舞シナリオは、ハッピーエンドとバットエンド、両方やり込んだので、今の状況は……まだイベントが何も発生していないと言う事なんだと思ってしまった。
そうなると……他のキャラもイベントが発生していないと言う事なのだと思う。
うん……とりあえず……他の攻略対象キャラにも会って見るとするか……少なくとも、俺はそう思っていた。
まず、他の攻略対象キャラの事だが……主人公の男友達として、接してくるのは、沖島ユウだった。
俺は、沖島ユウのシナリオをクリアしているので、内容もほとんど覚えている。
沖島ユウのシナリオは、最初、主人公に対して、男友達として接してくる。
ユウシナリオを進めていくと、途中から女と言う事をカミングアウト、制服も男子用から、女子用にチェンジと言う仕様になっていた。
いや、普通に男装少女とかおかしいだろ?とかつっこみたくもなるが、そこはゲームだからと言う事で、納得して貰いたい。この沖島ユウが、男子用の制服を着ていたら、好感度が低い状態で、女子用の制服を着ていたら、高い状態だと言う事が解るのだが……
「ん~……学校に行かないと会えないって事だよな……家、知らないし……あと、この初崎由希乃って何歳なんだ? 実際……」
そう思い、再び家の中を捜索してみると、学校の制服があった。ゲームと同じ仕様の制服で、リボンの色で解れてあり、赤色が三年、緑色が二年、青色が一年となっているのを思い出して、リボンを見てみると、青色のリボンだった。と言う事は……後輩の水無月あかねと同じ学年と言う事になるって解り、俺は、もしかしたら水無月あかねに会えるかも……と、ちょっとわくわくしてしまった。

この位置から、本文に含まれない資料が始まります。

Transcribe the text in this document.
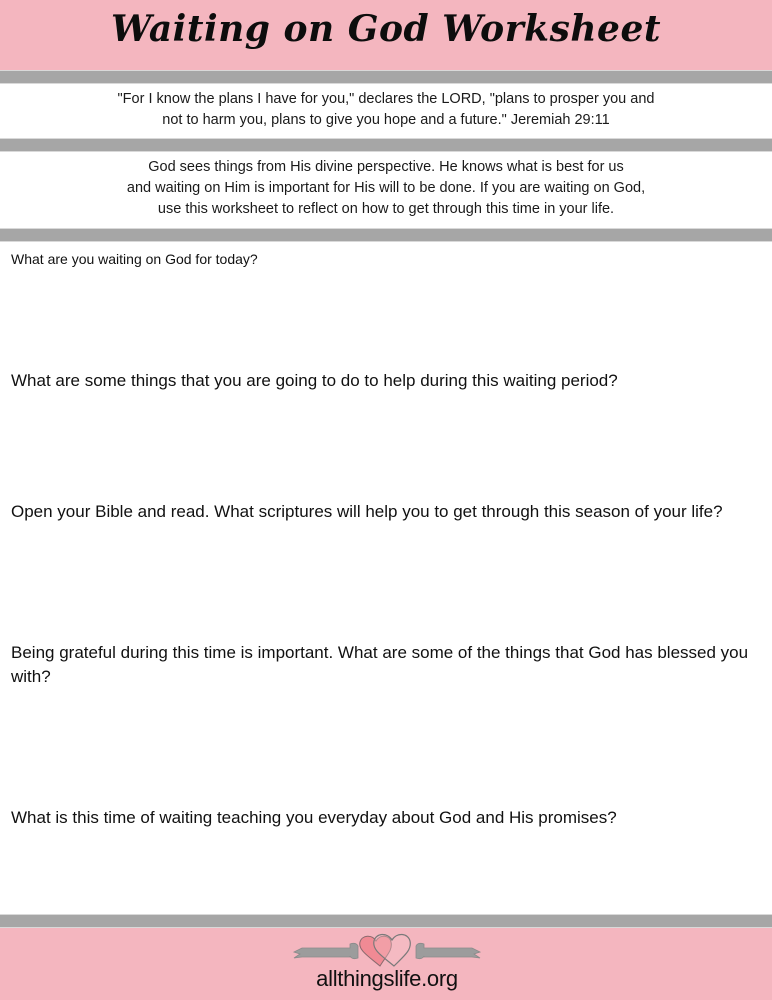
Waiting on God Worksheet
"For I know the plans I have for you," declares the LORD, "plans to prosper you and
not to harm you, plans to give you hope and a future." Jeremiah 29:11
God sees things from His divine perspective. He knows what is best for us
and waiting on Him is important for His will to be done. If you are waiting on God,
use this worksheet to reflect on how to get through this time in your life.
What are you waiting on God for today?
What are some things that you are going to do to help during this waiting period?
Open your Bible and read. What scriptures will help you to get through this season of your life?
Being grateful during this time is important. What are some of the things that God has blessed you with?
What is this time of waiting teaching you everyday about God and His promises?
allthingslife.org
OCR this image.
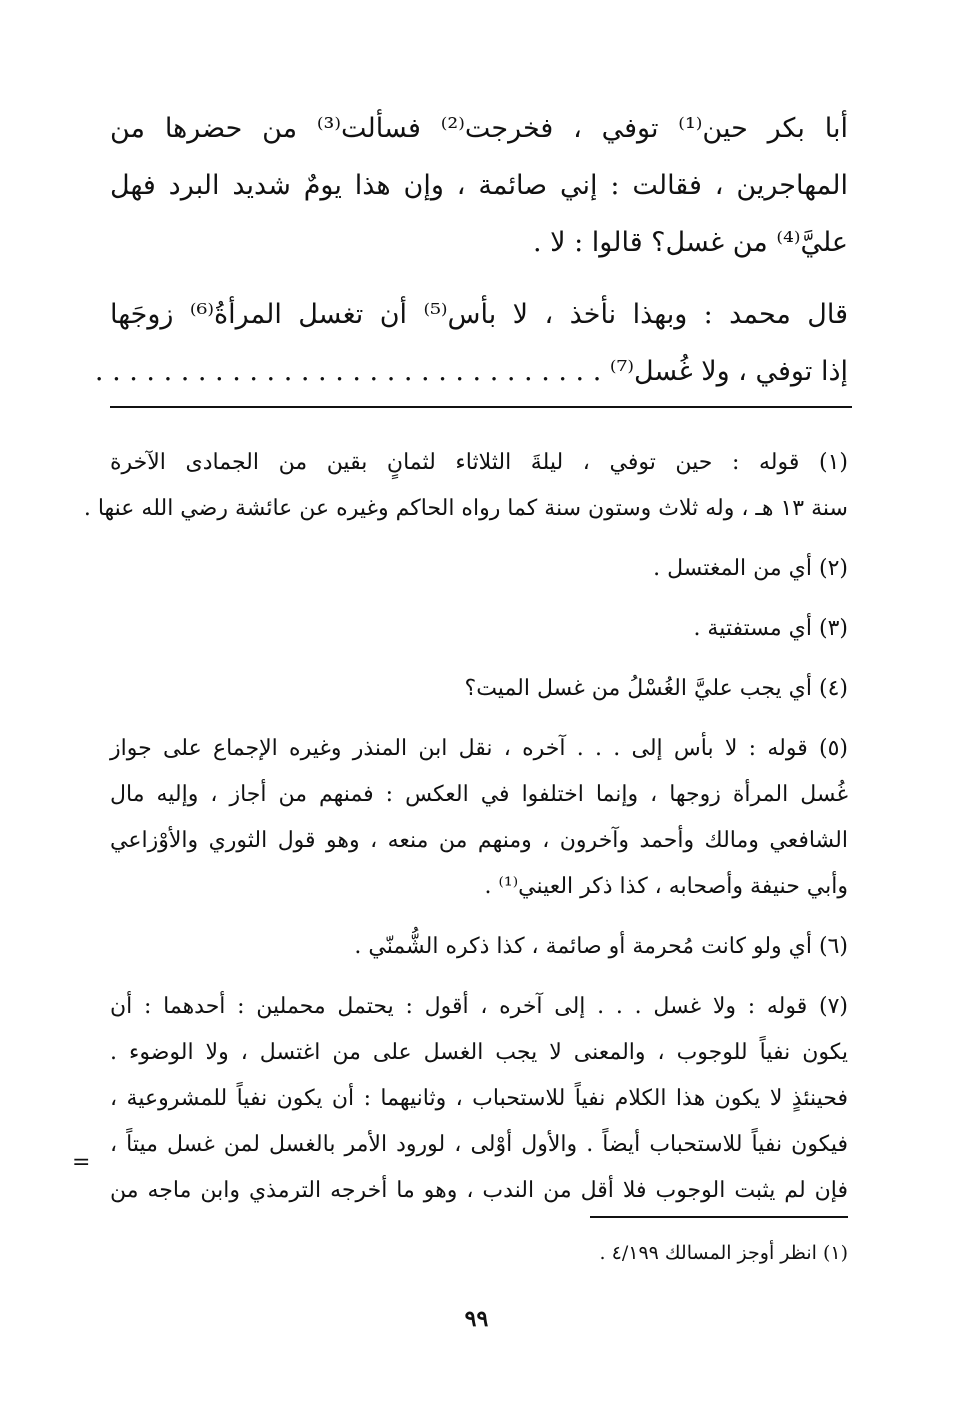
أبا بكر حين⁽¹⁾ توفي ، فخرجت⁽²⁾ فسألت⁽³⁾ من حضرها من
المهاجرين ، فقالت : إني صائمة ، وإن هذا يومٌ شديد البرد فهل
عليَّ⁽⁴⁾ من غسل؟ قالوا : لا .
قال محمد : وبهذا نأخذ ، لا بأس⁽⁵⁾ أن تغسل المرأةُ⁽⁶⁾ زوجَها
إذا توفي ، ولا غُسل⁽⁷⁾ . . . . . . . . . . . . . . . . . . . . . . . . . . . . . .
(١) قوله : حين توفي ، ليلةَ الثلاثاء لثمانٍ بقين من الجمادى الآخرة
سنة ١٣ هـ ، وله ثلاث وستون سنة كما رواه الحاكم وغيره عن عائشة رضي الله عنها .
(٢) أي من المغتسل .
(٣) أي مستفتية .
(٤) أي يجب عليَّ الغُسْلُ من غسل الميت؟
(٥) قوله : لا بأس إلى . . . آخره ، نقل ابن المنذر وغيره الإجماع على جواز
غُسل المرأة زوجها ، وإنما اختلفوا في العكس : فمنهم من أجاز ، وإليه مال
الشافعي ومالك وأحمد وآخرون ، ومنهم من منعه ، وهو قول الثوري والأوْزاعي
وأبي حنيفة وأصحابه ، كذا ذكر العيني⁽¹⁾ .
(٦) أي ولو كانت مُحرمة أو صائمة ، كذا ذكره الشُّمنّي .
(٧) قوله : ولا غسل . . . إلى آخره ، أقول : يحتمل محملين : أحدهما : أن
يكون نفياً للوجوب ، والمعنى لا يجب الغسل على من اغتسل ، ولا الوضوء .
فحينئذٍ لا يكون هذا الكلام نفياً للاستحباب ، وثانيهما : أن يكون نفياً للمشروعية ،
فيكون نفياً للاستحباب أيضاً . والأول أوْلى ، لورود الأمر بالغسل لمن غسل ميتاً ،
فإن لم يثبت الوجوب فلا أقل من الندب ، وهو ما أخرجه الترمذي وابن ماجه من
=
(١) انظر أوجز المسالك ٤/١٩٩ .
٩٩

まあ、何にせよ、学校に行ってからだよな? と思い、日曜日だと聞いたので、次の日が学校の登校日なんだと思う。あの女子用の制服を着て、登校しなくちゃならんのか……と思い、憂鬱だったが、これもしゃーないので、些細な事は諦める事にして、情報を集める事に、専念する事に決めた俺だったのであった。